I have been “unfriended” because I think differently.  What a sad state of affairs is that?  It means we literally do not want to even hear the other side.  I have FB “friends” who will post a positional piece and say right up front if anyone disagrees they do not want to hear it.  Really?  How will you know if your position is valid without critique?  Without input from other positions?  Without disputing facts?  To hold such a defensive position is also consensus rightness.  I am right.  You are wrong.  You must be a fool, or worse, evil.

This false consensus breeds upon continuing contact with only one point of view.  Conservatives only watch Fox News.  Liberals only watch MSNBC.  No one likes CNN or CBS or NBC or ABC, the networks consistently shown to be fair and open-minded.  We have even adopted a new term, “fake news” implying that anything that disagrees with my position must be wrong or fabricated.  We go to church and sit in pews with people who think like we think and may even hear messages from the pulpit perpetrating a given philosophy.  We go to football games and lean on the tailgates of other like-minded folks and take pleasure in lambasting those fools who think else wise.  We join social organizations based on the philosophical bent of the members, even if the club moto first asks, “Is it the truth?”  We do not want contact with thinkers and believers of alternative perspective.

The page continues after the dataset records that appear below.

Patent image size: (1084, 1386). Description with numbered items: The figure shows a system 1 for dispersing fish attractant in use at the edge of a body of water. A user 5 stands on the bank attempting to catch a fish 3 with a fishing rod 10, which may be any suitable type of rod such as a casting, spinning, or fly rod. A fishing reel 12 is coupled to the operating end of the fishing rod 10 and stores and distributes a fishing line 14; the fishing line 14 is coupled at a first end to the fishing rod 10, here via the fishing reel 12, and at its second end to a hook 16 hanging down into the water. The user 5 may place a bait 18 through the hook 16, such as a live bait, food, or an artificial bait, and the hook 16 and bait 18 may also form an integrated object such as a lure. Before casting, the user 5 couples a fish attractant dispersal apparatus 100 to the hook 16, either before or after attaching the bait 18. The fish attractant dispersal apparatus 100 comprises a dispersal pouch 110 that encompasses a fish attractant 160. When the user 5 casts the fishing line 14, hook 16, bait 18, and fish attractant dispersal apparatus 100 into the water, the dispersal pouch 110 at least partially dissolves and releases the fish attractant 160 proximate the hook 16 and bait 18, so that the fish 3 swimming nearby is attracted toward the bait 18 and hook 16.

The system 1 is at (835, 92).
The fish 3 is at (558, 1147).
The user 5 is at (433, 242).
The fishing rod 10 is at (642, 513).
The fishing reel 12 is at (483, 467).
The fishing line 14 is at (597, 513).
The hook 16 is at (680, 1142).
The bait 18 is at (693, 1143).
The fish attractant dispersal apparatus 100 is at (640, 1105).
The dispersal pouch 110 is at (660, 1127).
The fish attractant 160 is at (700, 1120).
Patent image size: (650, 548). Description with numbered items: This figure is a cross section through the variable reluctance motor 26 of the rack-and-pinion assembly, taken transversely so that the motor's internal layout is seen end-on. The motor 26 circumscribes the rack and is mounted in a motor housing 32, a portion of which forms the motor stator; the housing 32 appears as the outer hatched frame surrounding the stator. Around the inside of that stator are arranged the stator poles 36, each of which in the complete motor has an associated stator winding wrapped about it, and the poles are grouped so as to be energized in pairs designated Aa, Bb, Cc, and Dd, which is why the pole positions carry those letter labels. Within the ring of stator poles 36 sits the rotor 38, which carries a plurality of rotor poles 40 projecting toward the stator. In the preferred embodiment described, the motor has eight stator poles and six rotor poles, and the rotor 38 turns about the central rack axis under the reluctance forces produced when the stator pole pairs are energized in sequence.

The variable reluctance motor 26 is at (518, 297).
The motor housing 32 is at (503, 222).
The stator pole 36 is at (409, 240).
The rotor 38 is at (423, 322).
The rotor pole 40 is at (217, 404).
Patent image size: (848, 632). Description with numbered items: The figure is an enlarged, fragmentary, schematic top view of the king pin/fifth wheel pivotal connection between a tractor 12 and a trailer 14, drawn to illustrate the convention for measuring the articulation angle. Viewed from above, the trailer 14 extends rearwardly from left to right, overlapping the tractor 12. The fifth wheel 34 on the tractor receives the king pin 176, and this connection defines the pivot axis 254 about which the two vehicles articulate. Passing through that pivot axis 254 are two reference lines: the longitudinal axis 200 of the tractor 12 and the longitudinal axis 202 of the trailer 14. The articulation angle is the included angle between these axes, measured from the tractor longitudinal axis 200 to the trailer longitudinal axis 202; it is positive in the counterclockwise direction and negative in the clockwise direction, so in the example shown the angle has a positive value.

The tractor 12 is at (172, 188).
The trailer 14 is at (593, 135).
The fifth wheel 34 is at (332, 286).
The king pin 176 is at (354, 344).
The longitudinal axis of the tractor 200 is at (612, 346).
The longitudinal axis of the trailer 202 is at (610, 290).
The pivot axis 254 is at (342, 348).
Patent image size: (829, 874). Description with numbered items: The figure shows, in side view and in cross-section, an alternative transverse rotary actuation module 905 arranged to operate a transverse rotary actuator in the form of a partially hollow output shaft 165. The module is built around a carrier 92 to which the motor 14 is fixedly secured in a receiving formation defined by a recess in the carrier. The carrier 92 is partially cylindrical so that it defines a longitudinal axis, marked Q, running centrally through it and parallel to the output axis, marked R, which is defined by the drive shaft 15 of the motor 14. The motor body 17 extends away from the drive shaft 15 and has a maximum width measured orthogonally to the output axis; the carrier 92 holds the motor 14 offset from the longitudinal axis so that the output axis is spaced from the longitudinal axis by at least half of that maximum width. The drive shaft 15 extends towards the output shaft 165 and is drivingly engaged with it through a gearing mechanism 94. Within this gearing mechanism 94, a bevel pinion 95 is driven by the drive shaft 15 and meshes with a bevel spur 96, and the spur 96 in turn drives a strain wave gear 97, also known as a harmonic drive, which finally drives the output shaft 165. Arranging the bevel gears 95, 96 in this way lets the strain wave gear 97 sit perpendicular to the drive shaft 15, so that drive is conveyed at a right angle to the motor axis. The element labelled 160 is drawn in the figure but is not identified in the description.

Until we break down some of these barriers we are doomed to continue down this road toward a divided nation.  I see two solutions.  Active listening is one.  That is a skill that can be taught and practiced.

The other is to seek out folks of alternative perspective and talk with them.  Speaking to my Texas audience I wonder how many of you have actually had a conversation with a liberal, or an atheist, or a Muslim or read the literature supporting both philosophies?  Not many I suspect.  If you feel the need to shun such folks you are part of the problem, not the solution.  Speaking to my national and international audience how many of you have sat with conservatives and religious fundamentalists and truly sought to understand their belief systems?  It is past time to begin such efforts.

I am encouraged by some new bipartisan efforts in Congress.  I am encouraged by the words of some nationally recognized conservatives who are now criticizing both “groupthink” and “my way or the highway” sort of thinking.  I am encouraged that the NRA is opposing bump fire stocks.

But we have a long way to go.  Seek out a person who holds a different perspective, or do a Google or You Tube search and really listen, actively listen.  Do not listen so that you can quickly argue the point.  You will find, I believe, that those other folks are not evil, and you will find that they may have something to say worth considering, and you will find that your own perspective is more thoughtful, more rational and more hopeful.


I further believe that if more and more of us did this, more and more of us would slowly alter our perspectives from entrenched to enlightened.  Facts will move us forward, science will move us forward.  Moving forward to openness is hopeful.  Remaining stuck in our own dogma is damning.